The Scottish Mail on Sunday

Pupils are victims of the SNP’s Covid rule shambles

- Ruth Davidson ruth.davidson@mailonsund­ay.co.uk

WHAT, exactly, have Scottish school pupils done wrong to get the sort of treatment they’ve received from this SNP Government over Covid?

I mean there must be some form of misdemeano­ur to explain away the disproport­ionate, ill thought out, unfair shambles they have been subject to.

Leaving aside the disaster of last year’s exams and the results debacle that followed, ignoring the exams-but-not-exams farce this year, discountin­g the ‘blended learning solution’ leaving lockdown which saw some kids return to class for as little as one day a week, and setting to one side the horrific digital disparity that saw thousands of youngsters expected to learn online without the tablets promised to them to do so – this week’s announceme­nt of ‘beyond Level 0’ restrictio­ns have been spectacula­rly inept.

After massive confusion from first Nicola Sturgeon and then John Swinney regarding re-opening – whether masks need to be worn on a dancefloor or whether ‘vertical drinking’ is permitted at bars or not – Scotland’s clinical director, Professor Jason Leitch, was sent out to clarify what the new rules actually mean.

And here is where we are. Assemblies are not allowed in any Scottish school. But mass gatherings are permitted, including 50,000 people attending the TRNSMT festival.

School discos are banned, despite the amount of responsibl­e supervisio­n each one entails. But nightclubs are allowed to reopen from a minute past midnight, with all the alcohol and drunken behaviour they attract.

School plays continue to be forbidden, so no Romeo and Juliet in a school assembly hall where windows are able to be opened for ventilatio­n.

Meanwhile, theatres are back, despite their auditorium­s typically having no windows at all.

Pupils are barred from school changing rooms, despite the changing facilities at sports centres and gyms for adults having been open for months.

Finally, pupils sitting in class in rows, facing the same way and with windows open, are still required to wear face masks, while sweaty clubbers, energetica­lly cutting a rug on the dancefloor in often poorly ventilated venues, can breathe all over each other without a face covering.

It makes a mockery of the idea that any of this is based on science or following best advice. Indeed, the SNP Government’s own advisory sub-group on education said in June that face coverings ‘should be removed in classrooms when possible’.

What’s the point of constituti­ng an advisory group if, two months after they give you firm advice, you still haven’t taken it? Worse, making a proactive choice to disregard it, leaving children sitting in masks for hours to mitigate ‘risk’ while at the same time saying that drunken clubbers can go mask-free in perfect safety.

Similarly, the Scottish Wedding Industry Alliance tweeted in exasperati­on that the new rules meant wedding guests didn’t need to wear a mask while dancing, or at the drinks reception, or while enjoying canapés or any time they moved around and faced each other.
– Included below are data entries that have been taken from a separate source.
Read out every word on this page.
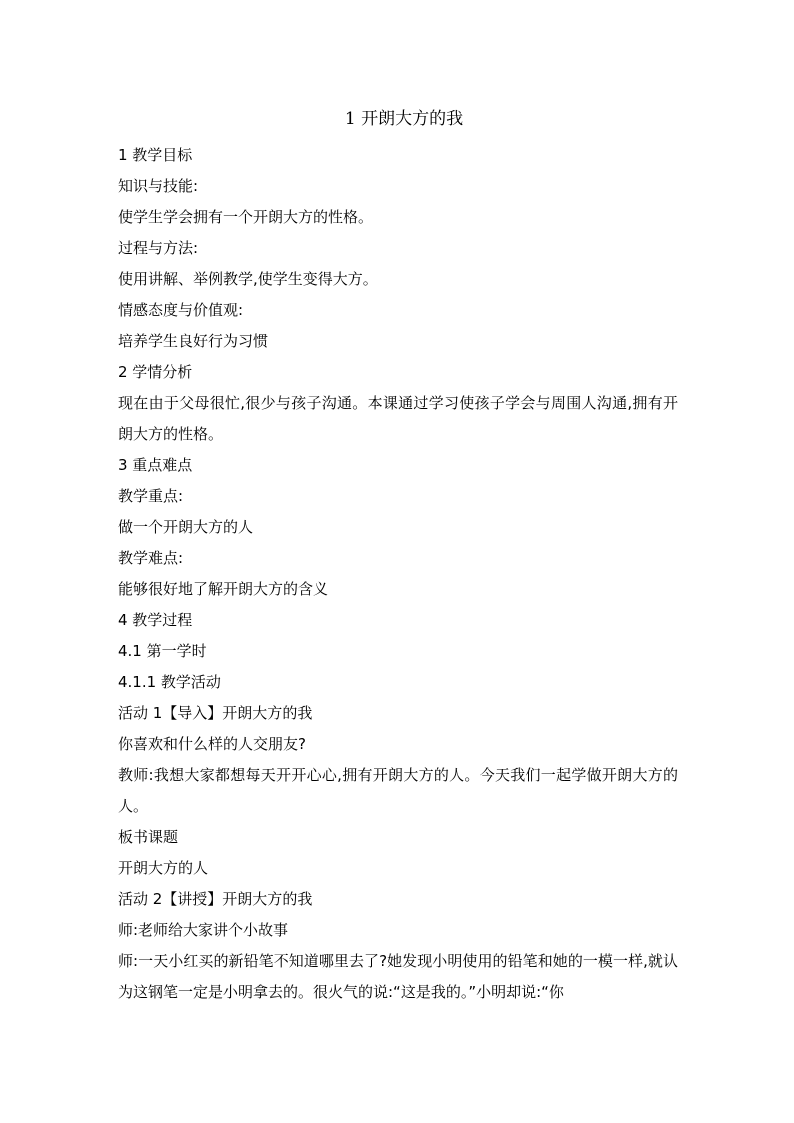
1 开朗大方的我
1 教学目标
知识与技能:
使学生学会拥有一个开朗大方的性格。
过程与方法:
使用讲解、举例教学,使学生变得大方。
情感态度与价值观:
培养学生良好行为习惯
2 学情分析
现在由于父母很忙,很少与孩子沟通。本课通过学习使孩子学会与周围人沟通,拥有开朗大方的性格。
3 重点难点
教学重点:
做一个开朗大方的人
教学难点:
能够很好地了解开朗大方的含义
4 教学过程
4.1 第一学时
4.1.1 教学活动
活动 1【导入】开朗大方的我
你喜欢和什么样的人交朋友?
教师:我想大家都想每天开开心心,拥有开朗大方的人。今天我们一起学做开朗大方的人。
板书课题
开朗大方的人
活动 2【讲授】开朗大方的我
师:老师给大家讲个小故事
师:一天小红买的新铅笔不知道哪里去了?她发现小明使用的铅笔和她的一模一样,就认为这钢笔一定是小明拿去的。很火气的说:“这是我的。”小明却说:“你
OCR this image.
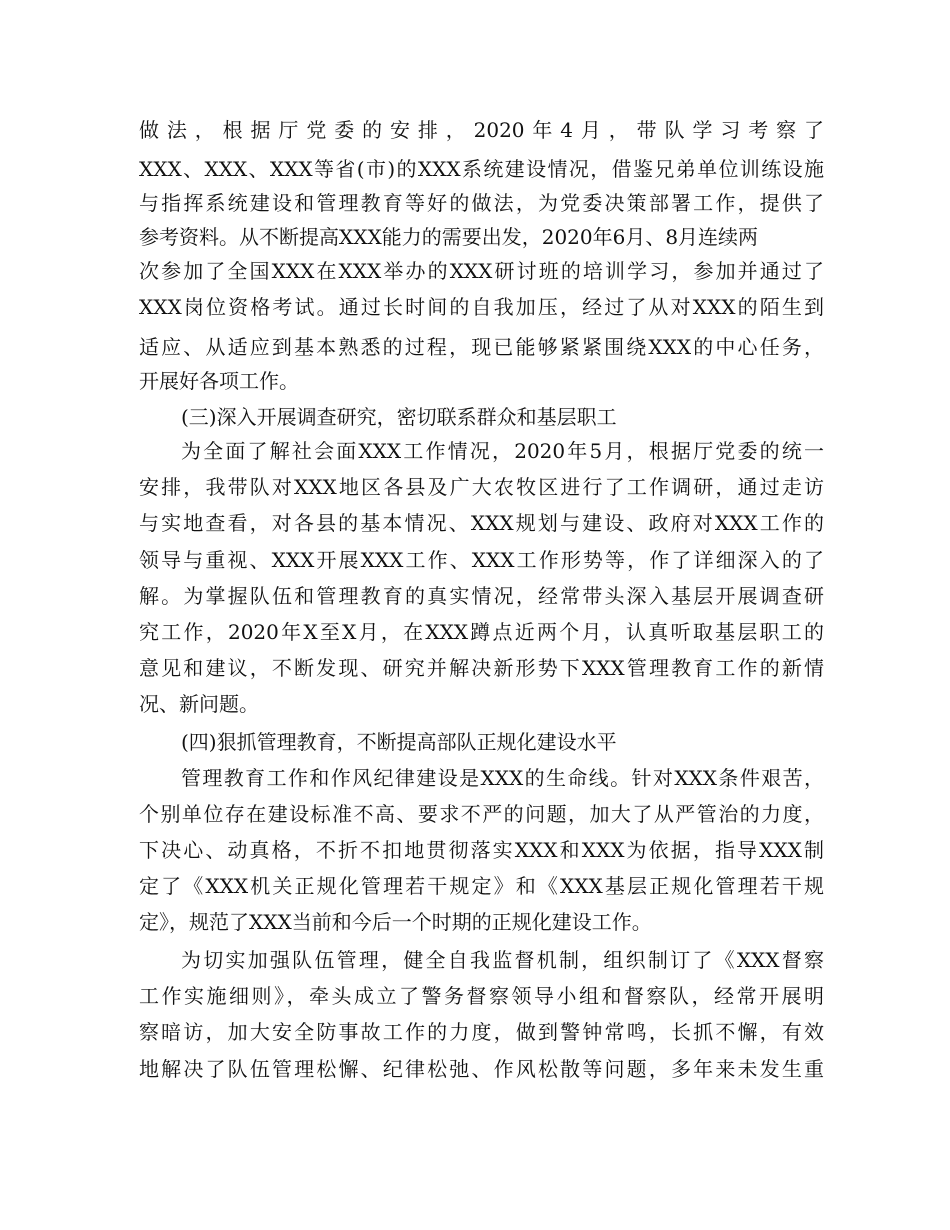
做法，根据厅党委的安排，2020年4月，带队学习考察了
XXX、XXX、XXX等省(市)的XXX系统建设情况，借鉴兄弟单位训练设施
与指挥系统建设和管理教育等好的做法，为党委决策部署工作，提供了
参考资料。从不断提高XXX能力的需要出发，2020年6月、8月连续两
次参加了全国XXX在XXX举办的XXX研讨班的培训学习，参加并通过了
XXX岗位资格考试。通过长时间的自我加压，经过了从对XXX的陌生到
适应、从适应到基本熟悉的过程，现已能够紧紧围绕XXX的中心任务，
开展好各项工作。
(三)深入开展调查研究，密切联系群众和基层职工
为全面了解社会面XXX工作情况，2020年5月，根据厅党委的统一
安排，我带队对XXX地区各县及广大农牧区进行了工作调研，通过走访
与实地查看，对各县的基本情况、XXX规划与建设、政府对XXX工作的
领导与重视、XXX开展XXX工作、XXX工作形势等，作了详细深入的了
解。为掌握队伍和管理教育的真实情况，经常带头深入基层开展调查研
究工作，2020年X至X月，在XXX蹲点近两个月，认真听取基层职工的
意见和建议，不断发现、研究并解决新形势下XXX管理教育工作的新情
况、新问题。
(四)狠抓管理教育，不断提高部队正规化建设水平
管理教育工作和作风纪律建设是XXX的生命线。针对XXX条件艰苦，
个别单位存在建设标准不高、要求不严的问题，加大了从严管治的力度，
下决心、动真格，不折不扣地贯彻落实XXX和XXX为依据，指导XXX制
定了《XXX机关正规化管理若干规定》和《XXX基层正规化管理若干规
定》，规范了XXX当前和今后一个时期的正规化建设工作。
为切实加强队伍管理，健全自我监督机制，组织制订了《XXX督察
工作实施细则》，牵头成立了警务督察领导小组和督察队，经常开展明
察暗访，加大安全防事故工作的力度，做到警钟常鸣，长抓不懈，有效
地解决了队伍管理松懈、纪律松弛、作风松散等问题，多年来未发生重
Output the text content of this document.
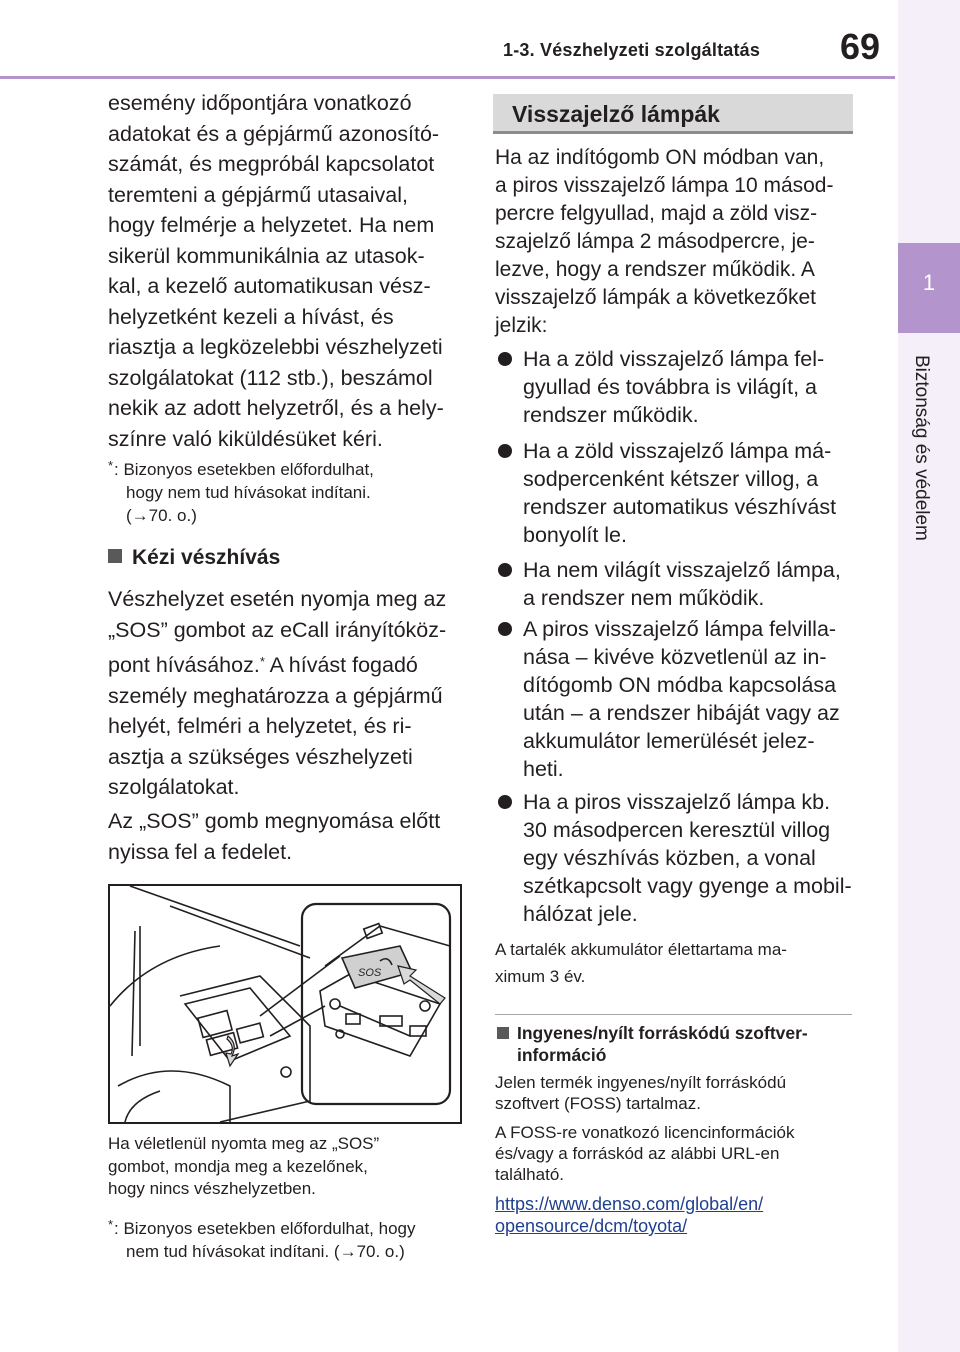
1-3. Vészhelyzeti szolgáltatás 69
1
Biztonság és védelem
esemény időpontjára vonatkozó
adatokat és a gépjármű azonosító-
számát, és megpróbál kapcsolatot
teremteni a gépjármű utasaival,
hogy felmérje a helyzetet. Ha nem
sikerül kommunikálnia az utasok-
kal, a kezelő automatikusan vész-
helyzetként kezeli a hívást, és
riasztja a legközelebbi vészhelyzeti
szolgálatokat (112 stb.), beszámol
nekik az adott helyzetről, és a hely-
színre való kiküldésüket kéri.
* : Bizonyos esetekben előfordulhat,
hogy nem tud hívásokat indítani.
(→70. o.)
Kézi vészhívás
Vészhelyzet esetén nyomja meg az
„SOS” gombot az eCall irányítóköz-
pont hívásához.* A hívást fogadó
személy meghatározza a gépjármű
helyét, felméri a helyzetet, és ri-
asztja a szükséges vészhelyzeti
szolgálatokat.
Az „SOS” gomb megnyomása előtt
nyissa fel a fedelet.
SOS
Ha véletlenül nyomta meg az „SOS”
gombot, mondja meg a kezelőnek,
hogy nincs vészhelyzetben.
* : Bizonyos esetekben előfordulhat, hogy
nem tud hívásokat indítani. (→70. o.)
Visszajelző lámpák
Ha az indítógomb ON módban van,
a piros visszajelző lámpa 10 másod-
percre felgyullad, majd a zöld visz-
szajelző lámpa 2 másodpercre, je-
lezve, hogy a rendszer működik. A
visszajelző lámpák a következőket
jelzik:
Ha a zöld visszajelző lámpa fel-
gyullad és továbbra is világít, a
rendszer működik.
Ha a zöld visszajelző lámpa má-
sodpercenként kétszer villog, a
rendszer automatikus vészhívást
bonyolít le.
Ha nem világít visszajelző lámpa,
a rendszer nem működik.
A piros visszajelző lámpa felvilla-
nása – kivéve közvetlenül az in-
dítógomb ON módba kapcsolása
után – a rendszer hibáját vagy az
akkumulátor lemerülését jelez-
heti.
Ha a piros visszajelző lámpa kb.
30 másodpercen keresztül villog
egy vészhívás közben, a vonal
szétkapcsolt vagy gyenge a mobil-
hálózat jele.
A tartalék akkumulátor élettartama ma-
ximum 3 év.
Ingyenes/nyílt forráskódú szoftver-
információ
Jelen termék ingyenes/nyílt forráskódú
szoftvert (FOSS) tartalmaz.
A FOSS-re vonatkozó licencinformációk
és/vagy a forráskód az alábbi URL-en
található.
https://www.denso.com/global/en/
opensource/dcm/toyota/
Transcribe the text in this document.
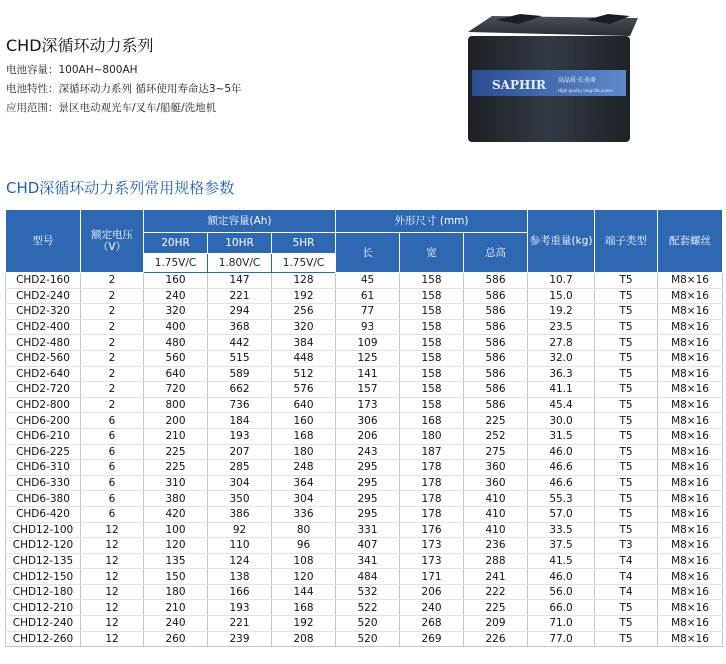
CHD深循环动力系列
电池容量：100AH~800AH
电池特性：深循环动力系列 循环使用寿命达3~5年
应用范围：景区电动观光车/叉车/船艇/洗地机
SAPHIR 高品质·长寿命
High quality long-life power
CHD深循环动力系列常用规格参数
型号	额定电压（V）	额定容量(Ah)			外形尺寸 (mm)			参考重量(kg)	端子类型	配套螺丝
		20HR	10HR	5HR	长	宽	总高			
		1.75V/C	1.80V/C	1.75V/C						
CHD2-160	2	160	147	128	45	158	586	10.7	T5	M8×16
CHD2-240	2	240	221	192	61	158	586	15.0	T5	M8×16
CHD2-320	2	320	294	256	77	158	586	19.2	T5	M8×16
CHD2-400	2	400	368	320	93	158	586	23.5	T5	M8×16
CHD2-480	2	480	442	384	109	158	586	27.8	T5	M8×16
CHD2-560	2	560	515	448	125	158	586	32.0	T5	M8×16
CHD2-640	2	640	589	512	141	158	586	36.3	T5	M8×16
CHD2-720	2	720	662	576	157	158	586	41.1	T5	M8×16
CHD2-800	2	800	736	640	173	158	586	45.4	T5	M8×16
CHD6-200	6	200	184	160	306	168	225	30.0	T5	M8×16
CHD6-210	6	210	193	168	206	180	252	31.5	T5	M8×16
CHD6-225	6	225	207	180	243	187	275	46.0	T5	M8×16
CHD6-310	6	225	285	248	295	178	360	46.6	T5	M8×16
CHD6-330	6	310	304	364	295	178	360	46.6	T5	M8×16
CHD6-380	6	380	350	304	295	178	410	55.3	T5	M8×16
CHD6-420	6	420	386	336	295	178	410	57.0	T5	M8×16
CHD12-100	12	100	92	80	331	176	410	33.5	T5	M8×16
CHD12-120	12	120	110	96	407	173	236	37.5	T3	M8×16
CHD12-135	12	135	124	108	341	173	288	41.5	T4	M8×16
CHD12-150	12	150	138	120	484	171	241	46.0	T4	M8×16
CHD12-180	12	180	166	144	532	206	222	56.0	T4	M8×16
CHD12-210	12	210	193	168	522	240	225	66.0	T5	M8×16
CHD12-240	12	240	221	192	520	268	209	71.0	T5	M8×16
CHD12-260	12	260	239	208	520	269	226	77.0	T5	M8×16
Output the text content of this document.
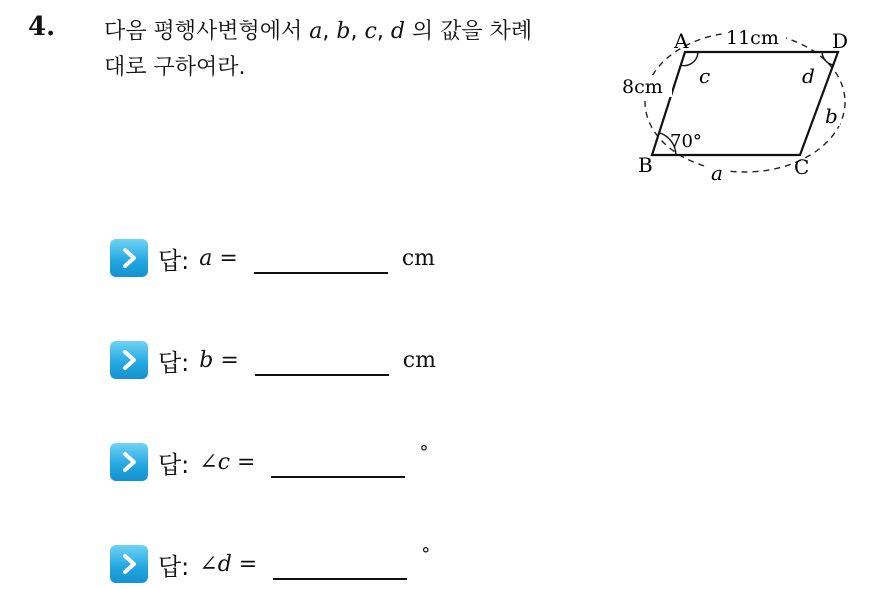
4. 다음 평행사변형에서 a, b, c, d 의 값을 차례
대로 구하여라.
A	D
B	C
11cm
8cm
70°
c	d
b
a
답: a =	cm
답: b =	cm
답: ∠c =	°
답: ∠d =	°
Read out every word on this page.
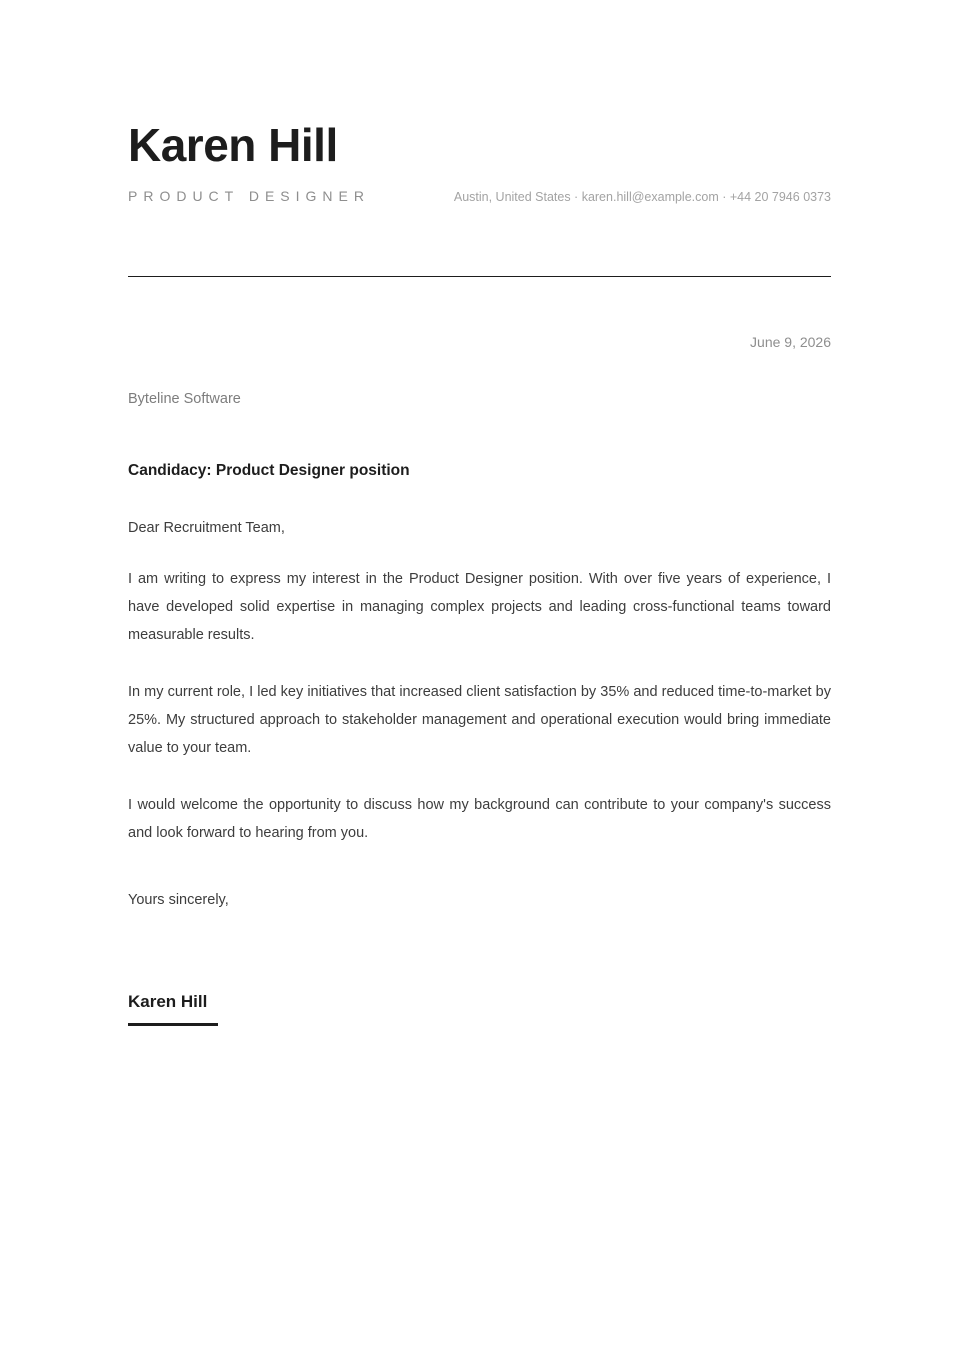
Karen Hill
PRODUCT DESIGNER	Austin, United States · karen.hill@example.com · +44 20 7946 0373
June 9, 2026
Byteline Software
Candidacy: Product Designer position
Dear Recruitment Team,

I am writing to express my interest in the Product Designer position. With over five years of experience, I have developed solid expertise in managing complex projects and leading cross-functional teams toward measurable results.

In my current role, I led key initiatives that increased client satisfaction by 35% and reduced time-to-market by 25%. My structured approach to stakeholder management and operational execution would bring immediate value to your team.

I would welcome the opportunity to discuss how my background can contribute to your company's success and look forward to hearing from you.

Yours sincerely,
Karen Hill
But the same guests at the same wedding would absolutely – under pain of law – be required to wear their masks during the ceremony, while seated and facing in the same direction. What a farce.

OF course, it’s not about the balance of risk. No one within the Scottish Government has weighed up whether using a changing room in a school carries more threat than using a changing room in a gym – in devising the rules for the rest of us, they haven’t thought about school children at all.

Once again pupils have been shunted to the back of the queue. Scotland’s pupils have missed out on so many experience­s over the past 18 months, but still they are being denied experience­s in schools that they’re allowed to do as soon as they take off their uniforms.

Scottish schools go back in a fortnight. It’s time that Ministers got their fingers out, stopped overlookin­g our youngest citizens and concentrat­ed on providing a coherent set of rules that allows them to get back to some semblance of normality during the school day.

Until that happens, there’s not a chance children will fully catch up on what they’ve missed.